Timing is everything
Toilet training your chihuahua needs to start with maintaining a regular schedule of toilet breaks. If your chi is a puppy then every hour to start with. This means going out at regular intervals so your chihuahua knows he will have access to the outdoors. As I tended to get engrossed in writing I sometimes would miss the signs, so I put an alert on my phone. (We need to develop a chi-wee app.

The change in culture to remote working should help with toilet training and in general be better for your pup. If you ever get back to the office arrange a trustworthy person to come in and let them out for a pee. But, no dogs should be left for more than 4 hours and chihuahuas find this especially stressful. Toilet training your chihuahua will be more difficult if you are not home and able to work with her.

Peeing in the rain
It can be hard to get your pups to go out if it’s raining. One way to do this is have a sheltered spot that you’ve cultivated from the beginning and got your pup used to. We have a tray of turf in a sheltered section of the garden. We’ve had some success with this but the best way seems to be taking them somewhere different. I put there harness on and take them out to the front of the house. They will instantly be more interested and want to mark their territory.

Maintaining calm
Chihuahua are excitable dogs and can go from zero to one hundred in a heartbeat. Maintaining calm and keeping your chihuahua relaxed will have an impact on how much they pee in the house. If your chihuahua is in a constant state of high arousal then they are more likely to excitement wee or mark. Keeping your chihuahua calm and not letting them rehearse behaviours like barking out the window or chasing the cat will impact on their ability to think and learn. Less excitement means less marking, especially from the boys.

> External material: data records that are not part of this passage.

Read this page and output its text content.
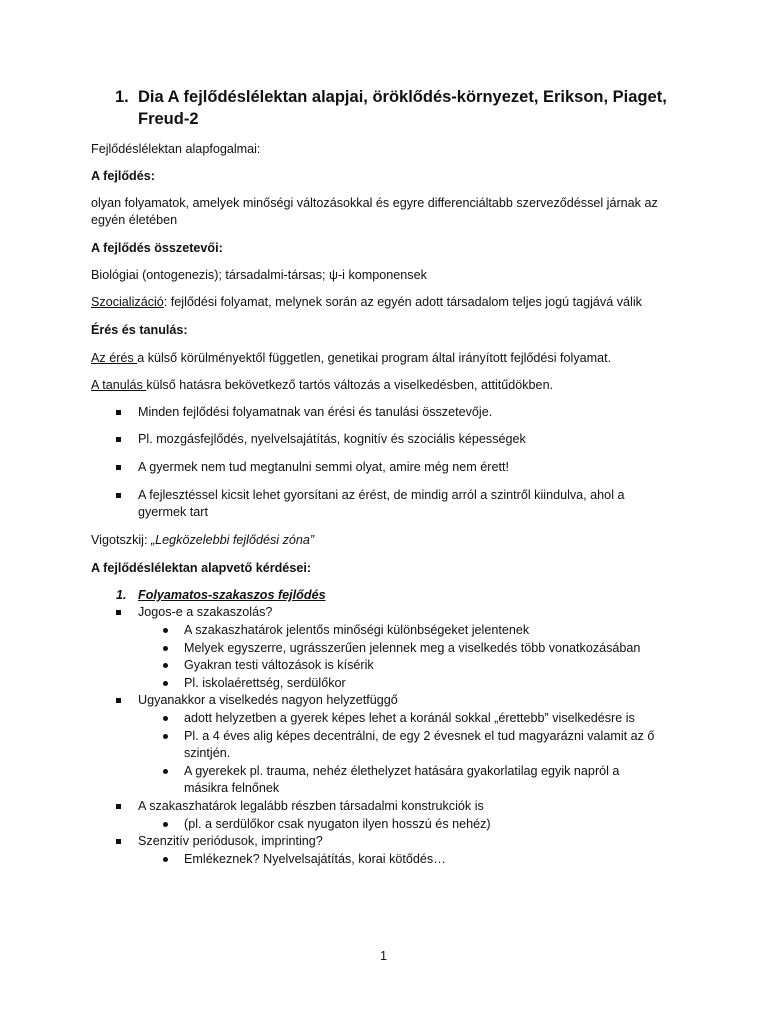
1. Dia A fejlődéslélektan alapjai, öröklődés-környezet, Erikson, Piaget, Freud-2
Fejlődéslélektan alapfogalmai:
A fejlődés:
olyan folyamatok, amelyek minőségi változásokkal és egyre differenciáltabb szerveződéssel járnak az egyén életében
A fejlődés összetevői:
Biológiai (ontogenezis); társadalmi-társas; ψ-i komponensek
Szocializáció: fejlődési folyamat, melynek során az egyén adott társadalom teljes jogú tagjává válik
Érés és tanulás:
Az érés a külső körülményektől független, genetikai program által irányított fejlődési folyamat.
A tanulás külső hatásra bekövetkező tartós változás a viselkedésben, attitűdökben.
Minden fejlődési folyamatnak van érési és tanulási összetevője.
Pl. mozgásfejlődés, nyelvelsajátítás, kognitív és szociális képességek
A gyermek nem tud megtanulni semmi olyat, amire még nem érett!
A fejlesztéssel kicsit lehet gyorsítani az érést, de mindig arról a szintről kiindulva, ahol a gyermek tart
Vigotszkij: „Legközelebbi fejlődési zóna”
A fejlődéslélektan alapvető kérdései:
1. Folyamatos-szakaszos fejlődés
Jogos-e a szakaszolás?
A szakaszhatárok jelentős minőségi különbségeket jelentenek
Melyek egyszerre, ugrásszerűen jelennek meg a viselkedés több vonatkozásában
Gyakran testi változások is kísérik
Pl. iskolaérettség, serdülőkor
Ugyanakkor a viselkedés nagyon helyzetfüggő
adott helyzetben a gyerek képes lehet a koránál sokkal „érettebb” viselkedésre is
Pl. a 4 éves alig képes decentrálni, de egy 2 évesnek el tud magyarázni valamit az ő szintjén.
A gyerekek pl. trauma, nehéz élethelyzet hatására gyakorlatilag egyik napról a másikra felnőnek
A szakaszhatárok legalább részben társadalmi konstrukciók is
(pl. a serdülőkor csak nyugaton ilyen hosszú és nehéz)
Szenzitív periódusok, imprinting?
Emlékeznek? Nyelvelsajátítás, korai kötődés…
1
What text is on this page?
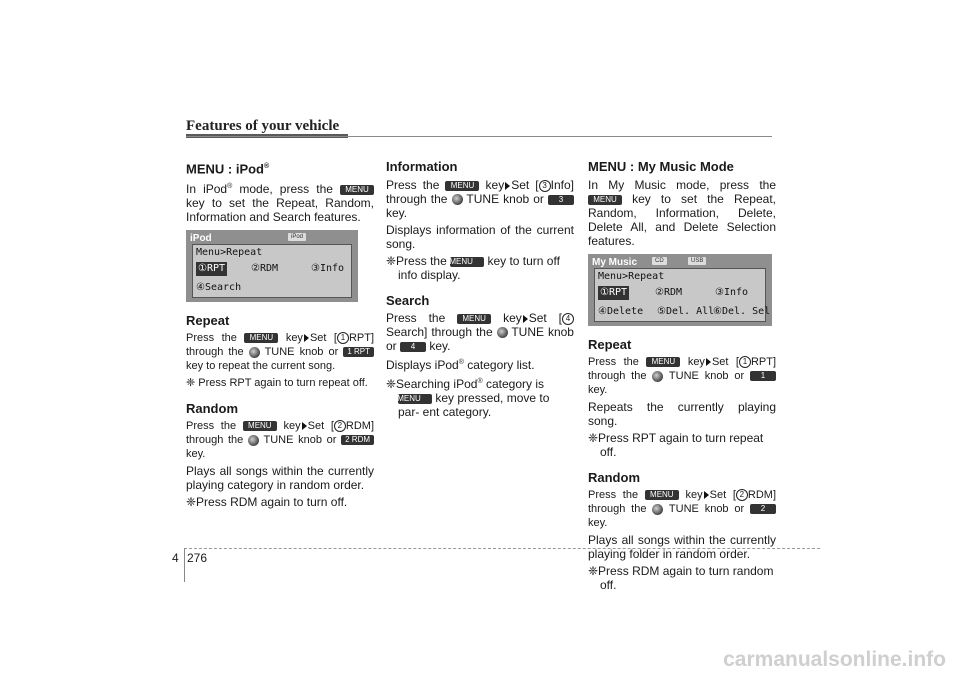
Features of your vehicle
MENU : iPod®

In iPod® mode, press the MENU key to set the Repeat, Random, Information and Search features.

iPod	iPod
Menu>Repeat
①RPT	②RDM	③Info
④Search
Repeat

Press the MENU key Set [ 1 RPT] through the TUNE knob or 1 RPT key to repeat the current song.

❈ Press RPT again to turn repeat off.

Random

Press the MENU key Set [ 2 RDM] through the TUNE knob or 2 RDM key.

Plays all songs within the currently playing category in random order.

❈Press RDM again to turn off.

Information

Press the MENU key Set [ 3 Info] through the TUNE knob or 3 key.

Displays information of the current song.

❈Press the MENU key to turn off info display.

Search

Press the MENU key Set [ 4Search] through the TUNE knob or 4 key.

Displays iPod® category list.

❈Searching iPod® category is MENU key pressed, move to par- ent category.

MENU : My Music Mode

In My Music mode, press the MENU key to set the Repeat, Random, Information, Delete, Delete All, and Delete Selection features.

My Music	CD	USB
Menu>Repeat
①RPT	②RDM	③Info
④Delete ⑤Del. All
⑥Del. Sel
Repeat

Press the MENU key Set [ 1 RPT] through the TUNE knob or 1 key.

Repeats the currently playing song.

❈Press RPT again to turn repeat off.

Random

Press the MENU key Set [ 2 RDM] through the TUNE knob or 2 key.

Plays all songs within the currently playing folder in random order.

❈Press RDM again to turn random off.

4 276
carmanualsonline.info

To help with this I give my chihuahua half a teaspoon of Calm K9 supplement. It contains, among other helpful ingredients L-Tryptophan, a natural amino acid found in many proteins involved in the production of the hormone serotonin. A-OK9 also supports the gut and I have noticed a reduction of anal gland issues in Mika and Minnie. I don’t often recommend products but have been impressed with this one and have become a calm supplement partner.

Rescue chihuahua
If you have rescued your chihuahua you might not know what her background is, or what her expectations are. Under these circumstances it is important to start with a schedule and keep to it calmly. She is already going to be stressed without more upset over toilet accidents.

Learn to read the signs
Chihuahuas, like all dogs will display certain behaviours when they need to go to the toilet. Walking around in circles, sniffing the ground or staring at you. Being able to read her body language will help you toilet train your chihuahua. There is a definite toilet etiquette that all dogs follow.